Reading stories like Thorne's that deal with difficult, real-life scenarios also offer people a window to see, and opportunity to examine, their own experiences and lives.

"It's through stories that we connect with other people and ourselves," said Martini, who also serves as psychiatry and behavioral health director at Primary Children's Medical Center. "What better way to learn or express ourselves than through narrative, through stories?"

For Thorne, however, writing about the time she and her sister had to talk their drunken father out of buying a beer from a gas station on their way to Christmas Eve dinner, or the afternoon her new stepfather trapped her between his body and a bar booth wall, wasn't as much a choice as it was a necessity.

"The stories just kept bubbling up," said Thorne, 30, from her home in Petaluma, Calif. "My mother's choice to kick out me and my sister was this huge defining moment, yet 11 years later, when I was in grad school, I still hadn't figured out what it meant or why it happened.
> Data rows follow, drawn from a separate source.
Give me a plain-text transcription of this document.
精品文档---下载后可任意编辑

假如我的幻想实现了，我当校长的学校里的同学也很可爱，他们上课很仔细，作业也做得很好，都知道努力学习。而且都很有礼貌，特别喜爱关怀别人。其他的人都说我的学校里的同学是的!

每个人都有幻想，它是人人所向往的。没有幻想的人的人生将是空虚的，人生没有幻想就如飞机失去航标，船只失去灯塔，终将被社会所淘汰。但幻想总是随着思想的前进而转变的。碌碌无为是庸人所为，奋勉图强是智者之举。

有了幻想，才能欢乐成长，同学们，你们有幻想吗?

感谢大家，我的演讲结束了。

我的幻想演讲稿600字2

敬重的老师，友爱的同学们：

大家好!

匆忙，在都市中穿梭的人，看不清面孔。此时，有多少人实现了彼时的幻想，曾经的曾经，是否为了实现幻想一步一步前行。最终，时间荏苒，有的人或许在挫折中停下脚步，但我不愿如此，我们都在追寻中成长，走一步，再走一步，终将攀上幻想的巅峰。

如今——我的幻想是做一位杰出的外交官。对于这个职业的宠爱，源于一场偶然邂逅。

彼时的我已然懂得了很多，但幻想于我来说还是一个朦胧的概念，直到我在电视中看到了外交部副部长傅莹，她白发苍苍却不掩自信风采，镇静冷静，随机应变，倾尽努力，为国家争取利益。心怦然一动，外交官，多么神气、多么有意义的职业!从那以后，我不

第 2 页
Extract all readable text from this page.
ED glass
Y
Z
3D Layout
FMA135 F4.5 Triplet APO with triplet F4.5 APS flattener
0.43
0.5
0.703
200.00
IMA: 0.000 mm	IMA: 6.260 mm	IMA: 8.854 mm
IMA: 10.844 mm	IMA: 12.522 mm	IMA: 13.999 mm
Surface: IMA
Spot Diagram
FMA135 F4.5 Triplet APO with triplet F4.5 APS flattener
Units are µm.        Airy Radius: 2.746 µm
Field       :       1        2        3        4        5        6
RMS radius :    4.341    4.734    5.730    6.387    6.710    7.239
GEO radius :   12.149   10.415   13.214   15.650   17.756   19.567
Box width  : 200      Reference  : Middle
But then I started writing, and writing gave me the ability to not just see what the whole experience looked liked from beginning to end, but to look at it from a more detached perspective and try to figure out why my mother did what she did and, more importantly, if I could ever forgive her."

Although Thorne's writing resulted in a novel, a book shouldn't be the goal of cathartic writing. "Write to figure out how you feel," Martini said. "Write to see how the parts of your life fit together."

Thorne said she began missing that process almost as soon as she finished Hand Me Down, so much so that once the novel went to print, she decided to find a therapist.

"Writing the book helped me let go of so much anger," Thorne said. "But when it was done, I felt like my major support had disappeared. I'll continue to write. I've always journaled and had a diary, but I want to make sure I keep talking about my story and figuring out what it means to me. It's admitting to the hard truths, and not being ashamed, that helps us grow."

Melanie Thorne reading at King's English

The author and former Salt Lake City resident will read from her debut novel Hand Me Down at 7 p.m. Thursday, May 3, at The King's English Bookshop, 1511 S. 1500 East, Salt Lake City.